J’insiste sur la rénovation : pensez bien votre avant projet, après le coup de cœur, redevenez pragmatique et faîtes expertiser votre bien par quelqu’un qui connait bien le bâtiment (pas un copain qui a monté un mur en parpaing ou une cabane à chien), pour ne pas aller vers de grandes déconvenues qui sont fréquentes en rénov. Pour la construction, il vous faudra, par moment, laisser votre fierté de coté, et confier les points les plus techniques à des professionnels. C’est souvent en voulant économiser trois sous que l’on se fait le plus ch… et qu’au final on perd le plus de temps. Faites circuler l’argent et n’hésitez pas à faire faire certains travaux, vous gagnerez du temps, vous pourrez donc démarrer votre activité plus tôt, et donc, obtenir un revenu plus rapidement…

Prenez du temps pour Vous, Votre intérieur, vous vous souvenez ?, Votre couple, Votre famille. N’hésitez pas à prendre le large de votre projet régulièrement. Une semaine ou quelques jours de repos loin de votre chantier ne vous feront pas perdre de temps, au contraire ! Car vous reviendrez revigoré, avec un mental prêt à remettre le couvert ! Et surtout, ne vous donnez pas d’ultimatum irréaliste. C’est marrant mais tout le monde se donne un an pour réaliser son projet peut importe la taille ! Sachez que vous serez en retard, même peut être beaucoup. L’ultimatum est la pire des épées de Damoclès que vous puissiez avoir, c’est la plupart du temps le facteur numéro un du « burnout de l’autoconstructeur ».

Enfin, le maraichage est un travail rude. J’ai plusieurs connaissances qui pratiquent ce métier, ils ne comptent pas leurs heures, prennent rarement des week ends et des vacances, et ce métier est physiquement éprouvant, il faut le savoir. Vous serez aussi dépendant de la météo et le terrain que vous choisirez jouera beaucoup dans votre réussite. C’est par contre, un très beau métier, une magnifique vocation, que celle de nourrir les gens avec des produits sains. Pensez aussi que le maraichage est souvent dépendant de l’amendement animal, à moins d’avoir le luxe de pouvoir réaliser des rotations importantes, ce qui n’est pas simple quand on a peu de terre. L’animal est donc souvent indissociable de cette activité et nécessite de s’en occuper… Les bonnes terres sont assez compliquées à trouver aujourd’hui, elles sont souvent subtilisées par les lotisseurs, choisissez donc bien vos terrains.

Le maraichage est un métier magnifique, mais très difficile et prenant…

J’aurais bien d’autres informations à vous transmettre mais pour aujourd’hui je pense que c’est déjà pas mal !!!

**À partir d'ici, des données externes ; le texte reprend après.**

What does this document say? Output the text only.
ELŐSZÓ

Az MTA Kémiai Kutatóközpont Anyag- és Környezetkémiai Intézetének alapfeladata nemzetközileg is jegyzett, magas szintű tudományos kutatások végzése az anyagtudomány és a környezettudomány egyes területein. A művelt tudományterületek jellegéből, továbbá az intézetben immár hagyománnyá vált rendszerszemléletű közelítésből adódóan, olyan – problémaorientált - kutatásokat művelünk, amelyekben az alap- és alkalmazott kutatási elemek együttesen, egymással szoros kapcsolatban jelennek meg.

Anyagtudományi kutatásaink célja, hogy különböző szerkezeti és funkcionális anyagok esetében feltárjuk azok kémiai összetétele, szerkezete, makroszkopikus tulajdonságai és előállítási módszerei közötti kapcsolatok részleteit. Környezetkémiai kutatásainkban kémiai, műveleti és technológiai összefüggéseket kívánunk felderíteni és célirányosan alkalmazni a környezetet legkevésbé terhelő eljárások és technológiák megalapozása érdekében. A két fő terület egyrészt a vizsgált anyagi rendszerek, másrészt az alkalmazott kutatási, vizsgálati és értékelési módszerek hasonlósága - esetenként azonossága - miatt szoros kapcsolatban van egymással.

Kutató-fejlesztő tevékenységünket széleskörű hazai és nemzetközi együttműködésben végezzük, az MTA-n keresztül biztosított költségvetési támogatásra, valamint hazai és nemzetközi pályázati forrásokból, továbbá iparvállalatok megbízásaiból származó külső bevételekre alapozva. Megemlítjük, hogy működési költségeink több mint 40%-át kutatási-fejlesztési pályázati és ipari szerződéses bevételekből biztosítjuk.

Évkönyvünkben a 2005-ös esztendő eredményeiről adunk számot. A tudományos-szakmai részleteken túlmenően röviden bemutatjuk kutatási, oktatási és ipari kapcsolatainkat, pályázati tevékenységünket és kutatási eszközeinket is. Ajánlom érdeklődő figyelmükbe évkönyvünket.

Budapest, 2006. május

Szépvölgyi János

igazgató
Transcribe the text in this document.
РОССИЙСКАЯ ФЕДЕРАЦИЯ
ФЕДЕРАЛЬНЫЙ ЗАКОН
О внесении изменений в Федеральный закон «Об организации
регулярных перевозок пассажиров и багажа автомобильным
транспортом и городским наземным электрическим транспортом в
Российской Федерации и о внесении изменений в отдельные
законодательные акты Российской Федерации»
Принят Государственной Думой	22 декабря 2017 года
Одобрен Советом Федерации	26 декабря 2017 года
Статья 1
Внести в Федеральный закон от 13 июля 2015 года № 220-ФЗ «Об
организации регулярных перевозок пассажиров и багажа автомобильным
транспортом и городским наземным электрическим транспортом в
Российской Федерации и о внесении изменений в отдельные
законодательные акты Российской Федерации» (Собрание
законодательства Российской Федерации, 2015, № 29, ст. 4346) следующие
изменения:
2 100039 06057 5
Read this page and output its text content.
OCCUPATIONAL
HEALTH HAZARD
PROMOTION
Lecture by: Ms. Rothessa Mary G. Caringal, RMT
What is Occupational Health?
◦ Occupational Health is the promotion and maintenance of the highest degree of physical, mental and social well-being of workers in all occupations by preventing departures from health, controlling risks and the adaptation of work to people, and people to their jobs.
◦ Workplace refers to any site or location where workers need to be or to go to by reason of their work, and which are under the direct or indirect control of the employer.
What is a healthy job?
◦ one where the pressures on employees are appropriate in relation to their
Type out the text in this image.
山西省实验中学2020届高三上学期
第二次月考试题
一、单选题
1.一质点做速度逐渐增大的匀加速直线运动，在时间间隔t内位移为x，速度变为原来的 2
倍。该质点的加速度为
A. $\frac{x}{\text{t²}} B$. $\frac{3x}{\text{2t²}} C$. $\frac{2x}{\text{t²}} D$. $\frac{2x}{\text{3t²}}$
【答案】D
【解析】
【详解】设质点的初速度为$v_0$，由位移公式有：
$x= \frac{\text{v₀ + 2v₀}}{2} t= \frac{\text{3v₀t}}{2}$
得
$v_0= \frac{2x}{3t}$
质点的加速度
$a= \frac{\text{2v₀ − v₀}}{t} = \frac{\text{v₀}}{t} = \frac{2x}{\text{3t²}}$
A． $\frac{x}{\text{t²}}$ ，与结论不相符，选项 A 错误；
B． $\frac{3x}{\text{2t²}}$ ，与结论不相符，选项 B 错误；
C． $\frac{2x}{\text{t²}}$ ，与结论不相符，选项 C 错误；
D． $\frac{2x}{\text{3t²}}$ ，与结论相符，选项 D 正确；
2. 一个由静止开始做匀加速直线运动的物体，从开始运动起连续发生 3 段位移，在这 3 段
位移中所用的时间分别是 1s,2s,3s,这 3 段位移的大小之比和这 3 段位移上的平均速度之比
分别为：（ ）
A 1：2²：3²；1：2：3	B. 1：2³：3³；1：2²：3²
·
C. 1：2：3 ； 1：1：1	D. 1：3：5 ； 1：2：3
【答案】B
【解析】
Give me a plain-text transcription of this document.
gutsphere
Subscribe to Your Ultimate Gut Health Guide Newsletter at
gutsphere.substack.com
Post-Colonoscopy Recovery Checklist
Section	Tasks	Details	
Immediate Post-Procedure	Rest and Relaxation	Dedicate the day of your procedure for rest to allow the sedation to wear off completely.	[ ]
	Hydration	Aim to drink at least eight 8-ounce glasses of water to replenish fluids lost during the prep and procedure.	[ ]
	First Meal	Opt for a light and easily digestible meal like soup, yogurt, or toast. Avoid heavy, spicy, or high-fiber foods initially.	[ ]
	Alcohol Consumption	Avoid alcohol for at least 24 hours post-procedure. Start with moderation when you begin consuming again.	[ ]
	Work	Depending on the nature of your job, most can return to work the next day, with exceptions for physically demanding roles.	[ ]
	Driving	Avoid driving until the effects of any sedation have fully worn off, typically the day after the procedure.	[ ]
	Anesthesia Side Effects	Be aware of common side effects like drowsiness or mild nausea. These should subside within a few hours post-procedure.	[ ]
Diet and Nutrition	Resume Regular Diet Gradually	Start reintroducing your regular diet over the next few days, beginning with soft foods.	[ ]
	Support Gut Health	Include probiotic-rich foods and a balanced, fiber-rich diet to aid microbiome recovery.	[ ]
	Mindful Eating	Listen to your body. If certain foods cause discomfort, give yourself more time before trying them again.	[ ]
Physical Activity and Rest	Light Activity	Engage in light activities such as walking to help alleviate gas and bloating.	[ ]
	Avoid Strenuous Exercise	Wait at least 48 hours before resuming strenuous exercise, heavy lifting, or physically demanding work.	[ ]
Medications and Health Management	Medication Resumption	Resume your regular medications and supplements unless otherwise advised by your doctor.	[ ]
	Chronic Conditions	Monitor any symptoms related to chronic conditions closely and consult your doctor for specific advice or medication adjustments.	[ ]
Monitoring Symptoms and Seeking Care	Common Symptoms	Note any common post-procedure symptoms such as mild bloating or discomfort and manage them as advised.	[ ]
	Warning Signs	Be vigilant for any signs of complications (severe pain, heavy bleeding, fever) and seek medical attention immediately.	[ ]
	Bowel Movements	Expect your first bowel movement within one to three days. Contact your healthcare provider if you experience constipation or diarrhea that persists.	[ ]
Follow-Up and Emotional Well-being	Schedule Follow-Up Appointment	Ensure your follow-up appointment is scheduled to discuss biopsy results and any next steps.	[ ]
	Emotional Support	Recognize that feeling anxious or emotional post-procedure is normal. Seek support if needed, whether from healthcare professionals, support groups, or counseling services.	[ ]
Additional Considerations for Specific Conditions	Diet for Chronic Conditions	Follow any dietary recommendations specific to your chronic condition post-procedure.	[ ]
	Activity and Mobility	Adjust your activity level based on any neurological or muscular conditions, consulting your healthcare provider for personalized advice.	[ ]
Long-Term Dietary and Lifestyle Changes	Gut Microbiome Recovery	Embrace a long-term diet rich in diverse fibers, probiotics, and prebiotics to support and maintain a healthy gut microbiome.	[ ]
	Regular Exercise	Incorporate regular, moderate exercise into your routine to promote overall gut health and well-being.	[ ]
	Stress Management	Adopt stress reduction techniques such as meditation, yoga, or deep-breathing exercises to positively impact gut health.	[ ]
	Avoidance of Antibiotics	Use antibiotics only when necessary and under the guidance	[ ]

Pour ceux qui ne se sont pas mis la corde au cou, sachez que votre rêve est réalisable, qu’il est à votre portée, à condition d’être réaliste, de se faire aider, d’avoir la formation technique juste pour l’accomplir.

Sachez qu’il existe aussi de nombreuses activités possibles qui vous conviendraient, j’en suis sur, que ce soit maraichage ou autre. Je m’intéresse, à titre personnel, énormément à ce que j’appelle « l’entreprise régénérative », une entreprise permacole, basé sur la réelle régénération de l’environnement, solidaire, sociale, et viable économiquement. Les possibilités de création dans ce domaine sont « l’économie verte » étant au gout des permaculteurs et autres écologistes, grandement insuffisante. Je vous ferai part de mes recherches dans un futur site dédié à ce sujet dans les mois à venir. Je vous souhaite pleins de succès à tous dans vos projets.